26. November 2009

CSU/FDP: Aufhebung des Moratoriums über das Endlager Gorleben

Meine Rede im Plenum am Donnerstag, dem 26.November 2009, gegen den Antrag der Fraktionen von CSU und FDP

Ludwig Hartmann (GRÜNE):
Sehr geehrter Herr Präsident, liebe Kolleginnen und Kollegen!
Herr Thalhammer, ich stimme Ihnen in einem Punkt zu. Wir wollen uns vor diesem Thema nicht drücken. Das ist der Grund, warum wir diesen Antrag heute ins Plenum hochgezogen haben. Das Thema ist uns zu wichtig, um in der Masse von Anträgen unterzugehen. In diesem Punkt sind wir sicher einer Meinung. Einige Punkte dieses Antrags erstaunen mich. In dieser Debatte geht es um ein sehr komplexes Thema. Ein Thema, das nicht nur in Deutschland diskutiert wird, sondern seit Jahrzehnten auf der ganzen Welt. Welche ist die bestmögliche Endlagerstätte? Der Antrag der Fraktionen der CSU und der FDP versucht, mithilfe eines einfachen Antrags das Problem einfach zu lösen, obwohl man es gar nicht einfach lösen kann. Der Antrag zielt auf die Aufhebung des Moratoriums über das Endlager Gorleben ab. Hierzu muss offen gesagt werden, dass es sich dabei um das Verstecken des Problems handelt. Das muss man ganz offen sagen. Der Antrag ist ein Schritt zu einer zügigen da gebe ich Ihnen recht -, aber höchstwahrscheinlich unsicheren Endlagerlösung.

(Beifall bei den GRÜNEN)

Drei Punkte sind mir in der Debatte des Umweltausschusses und in der heutigen Diskussion aufgefallen. Der erste Punkt betrifft die Überschrift Ihres Antrages. Die Überschrift benennt das Endlager Gorleben. Gorleben ist nach wie vor ein Erkundungsbergwerk. Gorleben ist kein Endlager. Sehr geehrte Kolleginnen und Kollegen, ich hoffe, Sie begreifen das endlich. Gorleben ist kein Endlager, sondern ein Erkundungsbergwerk.
Die Debatte über die Endlagerung des Atommülls in Deutschland wird seit 1973 geführt. Damals hat die Bundesregierung die Firma KEWK damit beauftragt, nach möglichen Standorten zu suchen. Dabei kamen drei Standorte in die engere Wahl. Erstaunlicherweise war Gorleben damals nicht dabei. In den Debatten der Jahre 1976 und 1977 wurde faktisch über Nacht der Standort Gorleben als möglicher Standort für die ersten Erkundungen aus dem Hut gezaubert.

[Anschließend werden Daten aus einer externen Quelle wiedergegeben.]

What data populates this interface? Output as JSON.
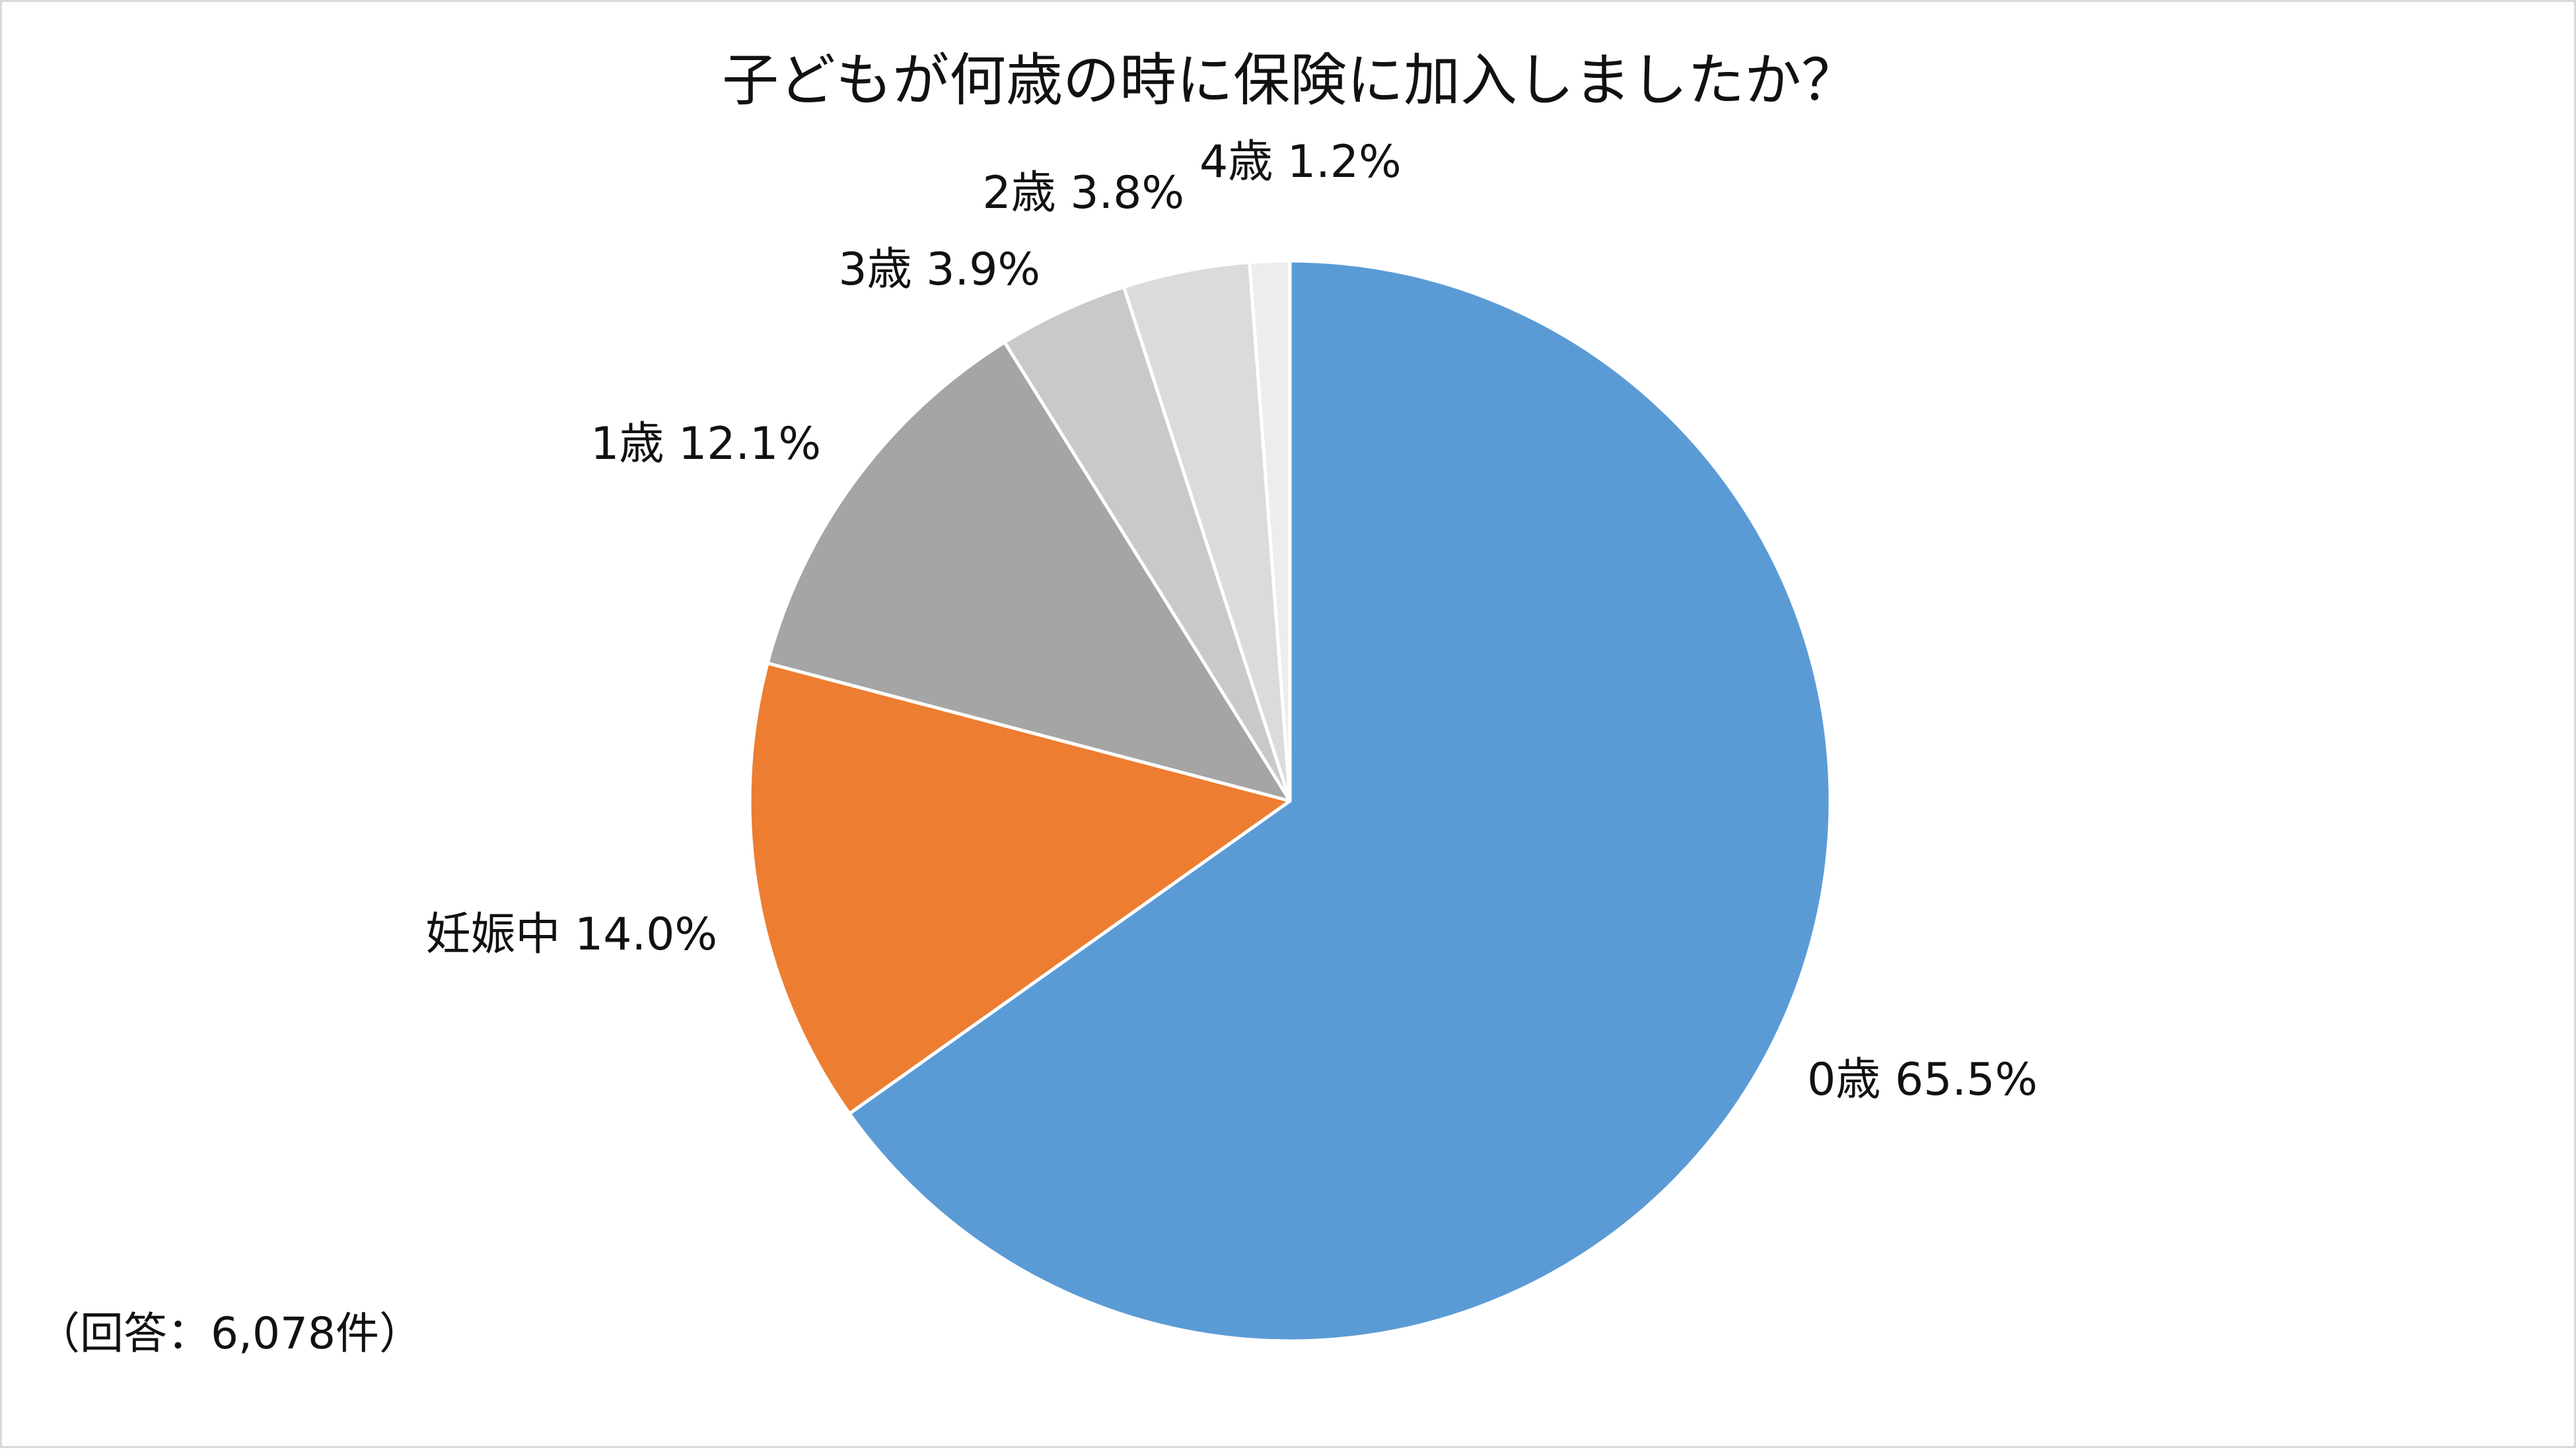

Ein Rückblick in der Geschichte zeigt, dass in Brokdorf in Bezug auf die Auseinandersetzung mit der Kernkraft bürgerkriegsähnliche Zustände existierten. Damals war die Entscheidung für den Standort Gorleben ein ganz anderer. Damals war Gorleben zu zwei Drittel von der innerdeutschen Grenze mit Stacheldraht umgeben gewesen. Gorleben gehörte zu dem Landkreis, der zu dieser Zeit am dünnsten in ganz Deutschland besiedelt war. Deshalb ist die Entscheidung mit Sicherheit aus diesen Gründen auf Gorleben gefallen.
Vor Kurzem ist bekannt gegeben worden, dass der Salzstock eine Reihe von Mängeln aufweist. Die Gutachten wurden schöngeschrieben und teilweise manipuliert. Eine ganze Reihe kritischer Gutachten sind ignoriert worden.
Erstaunlich ist auch, dass Ihr Antrag gar nicht auf die internationale Debatte eingeht. Vor allem unsere europäischen Nachbarn diskutieren über andere Gesteinsformen wie Ton und Granit. Dort geht es gar nicht mehr um Salz. Mit Gorleben würde man sich klipp und klar auf ein Salzbergwerk als besten Standort für die Endlagerung festlegen.
Ich möchte mich nun zu Ihren moralischen Anmerkungen, die auch im Antrag angedeutet worden sind, äußern. Sicher klingt es schön das ist auch schon im Umweltausschuss gesagt worden -, dass jede Generation für ihren eigenen Müll verantwortlich ist. Obwohl dieser Satz sehr schön klingt, benötigt er eine Reihe von Klarstellungen. Diese Generation ist nicht für den Atommüll verantwortlich. Verantwortlich ist die Generation um Franz Josef Strauß, um Helmut Schmidt und um Helmut Kohl. Diese Generation ist verantwortlich für den Atommüll. Diese Generation hat in den 70erJahren mit dem massiven Ausbau der Kernkraft angefangen. Diese Generation hat sich einfach aus der Verantwortung gestohlen. Das Desaster, das diese Politik und die Wissenschaft in Asse angerichtet hat, ist erstaunlich. Sie haben selbst gesagt, dass Sie dieses Vorgehen nicht schönreden möchten. Eigentlich müsste die weitergehende Frage gestellt werden: Warum läuft der ehemalige Asse-Chef, Professor Dr. Klaus Kühn, unbehelligt weiter durch das Land, ohne Strafverfahren und ohne Schadensersatzforderungen? Wieso ist das so?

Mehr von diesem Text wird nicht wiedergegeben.